Hospice isn’t just a treatment for those who face terminal illness. While many believe that choosing hospice means giving up hope, it’s anything but. It’s a philosophy of care aimed to support emotional and physical needs, easing discomfort, pain, and distress. It also helps to promote dignity while relieving suffering and facilitating closure for patients as well as their families and friends.
The Centers for Disease Control and Prevention (CDC) reports that there were 4,300 hospice care agencies as of 2016, including facilities like the hospice of Virginia, that provide different services to people of all ages, from children to the elderly like these.
Counseling Services that Provide Emotional Support to Patients and Their Families
Hospice patients and their loved ones can take advantage of a variety of counseling services. As dealing with a terminal illness takes both an emotional and physical toll on patients and their families, receiving the guidance and support of a counselor can help everyone involved. These services can come in various forms, from social workers to spiritual or pastoral support, as well as bereavement counseling for caregivers and other family members after the patient has passed.

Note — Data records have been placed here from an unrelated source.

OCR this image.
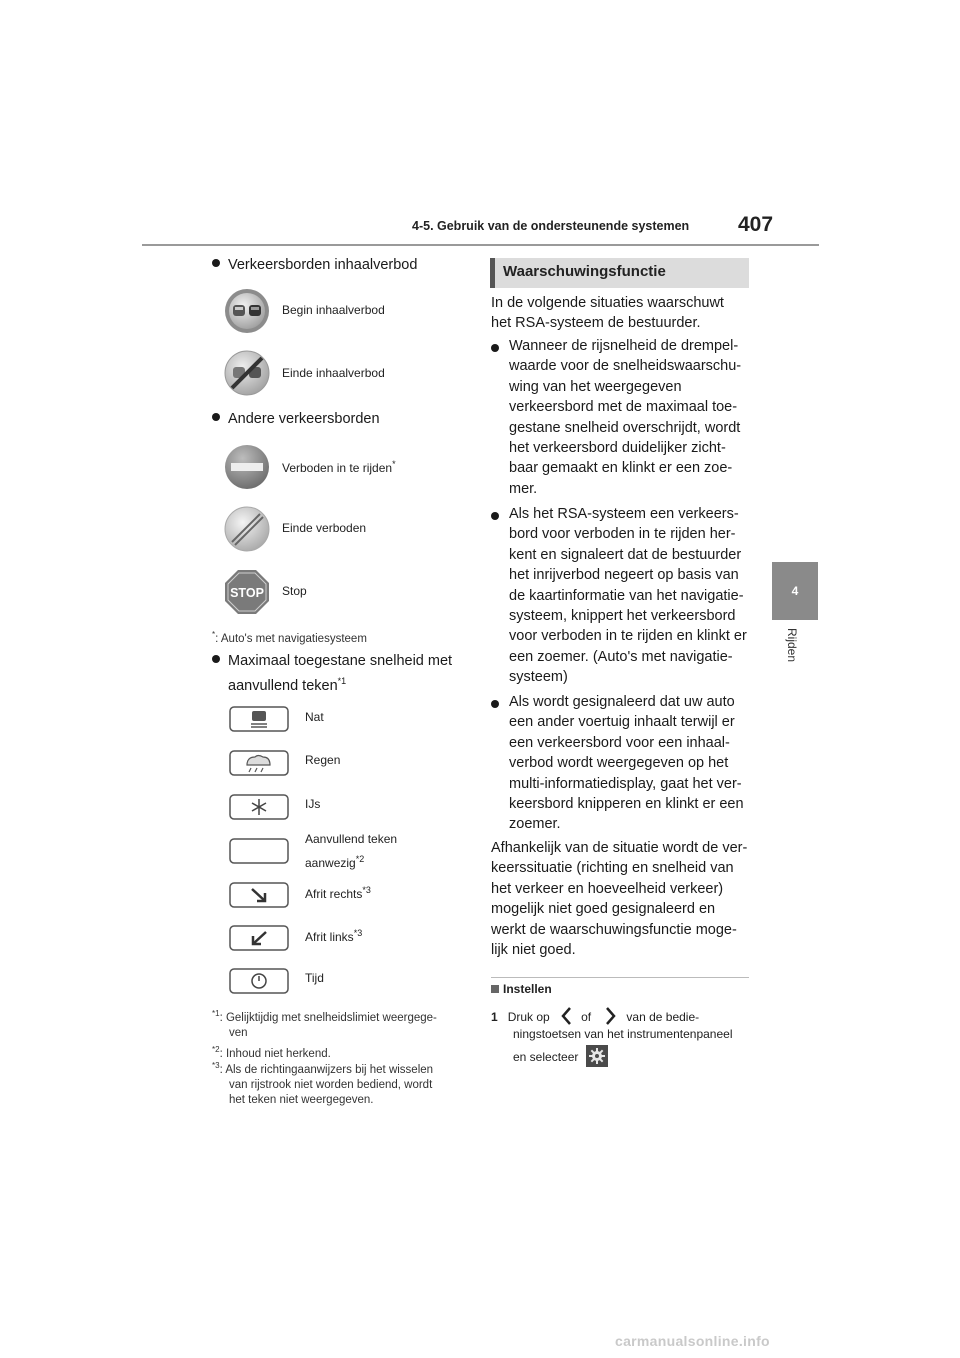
4-5. Gebruik van de ondersteunende systemen 407
4
Rijden
Verkeersborden inhaalverbod
Begin inhaalverbod
Einde inhaalverbod
Andere verkeersborden
Verboden in te rijden*
Einde verboden
STOP Stop
*: Auto's met navigatiesysteem
Maximaal toegestane snelheid met
aanvullend teken$^{*1}$
Nat
Regen
IJs
Aanvullend teken
aanwezig$^{*2}$
Afrit rechts$^{*3}$
Afrit links$^{*3}$
Tijd
$^{*1}$: Gelijktijdig met snelheidslimiet weergege-
ven
$^{*2}$: Inhoud niet herkend.
$^{*3}$: Als de richtingaanwijzers bij het wisselen
van rijstrook niet worden bediend, wordt
het teken niet weergegeven.
Waarschuwingsfunctie
In de volgende situaties waarschuwt
het RSA-systeem de bestuurder.
Wanneer de rijsnelheid de drempel-
waarde voor de snelheidswaarschu-
wing van het weergegeven
verkeersbord met de maximaal toe-
gestane snelheid overschrijdt, wordt
het verkeersbord duidelijker zicht-
baar gemaakt en klinkt er een zoe-
mer.
Als het RSA-systeem een verkeers-
bord voor verboden in te rijden her-
kent en signaleert dat de bestuurder
het inrijverbod negeert op basis van
de kaartinformatie van het navigatie-
systeem, knippert het verkeersbord
voor verboden in te rijden en klinkt er
een zoemer. (Auto's met navigatie-
systeem)
Als wordt gesignaleerd dat uw auto
een ander voertuig inhaalt terwijl er
een verkeersbord voor een inhaal-
verbod wordt weergegeven op het
multi-informatiedisplay, gaat het ver-
keersbord knipperen en klinkt er een
zoemer.
Afhankelijk van de situatie wordt de ver-
keerssituatie (richting en snelheid van
het verkeer en hoeveelheid verkeer)
mogelijk niet goed gesignaleerd en
werkt de waarschuwingsfunctie moge-
lijk niet goed.
Instellen
1 Druk op	of	van de bedie-
ningstoetsen van het instrumentenpaneel
en selecteer
carmanualsonline.info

Relieving Pain and Providing Other Medications to Improve Quality of Life
As many terminal illnesses like cancer can be very painful, with the pain increasing through each stage, hospice services include pain relief, which can be provided in the comfort of the patient’s home. When the patient is staying at a hospice facility, they’ll also be able to access a wide range of specialists who can ensure pain is limited as much as possible. Pain relief is one of the most important benefits of hospice, helping to improve the quality of life for patients and their families. Hospice generally covers all medication, not only for alleviating pain but to address other symptoms.
Hospice patients are assigned case manager nurses. These nurses typically visit patients one to three days a week, but patients will also have access to on-call nurses 24/7. Of course, the hospice patient will also receive care through their regular physician in cooperation with the medical director of the hospice.
When a patient is primarily staying at home, some home-health aides can help. Often referred to as an HHA, a hospice home health aide is trained to provide personal care, visiting hospice patients at home one to three days each week. The particular type of care varies based on the individual, but some of the more common care given includes bathing, dressing, shaving, combing hair, nail care, oral care, cleaning and caring for catheters, helping with incontinence or toileting, back rubs, or massages, assistance with walking and range of motion exercises. They can also educate caregivers and other family members on patient care so that they’ll feel comfortable providing care in between home-health aide visits.
Hospice services often include providing equipment the patient needs in the home to have a comfortable, safe environment. That may include a wheelchair, hospital bed, and oxygen, as well as other necessities such as latex gloves, bandages, \or adult diapers.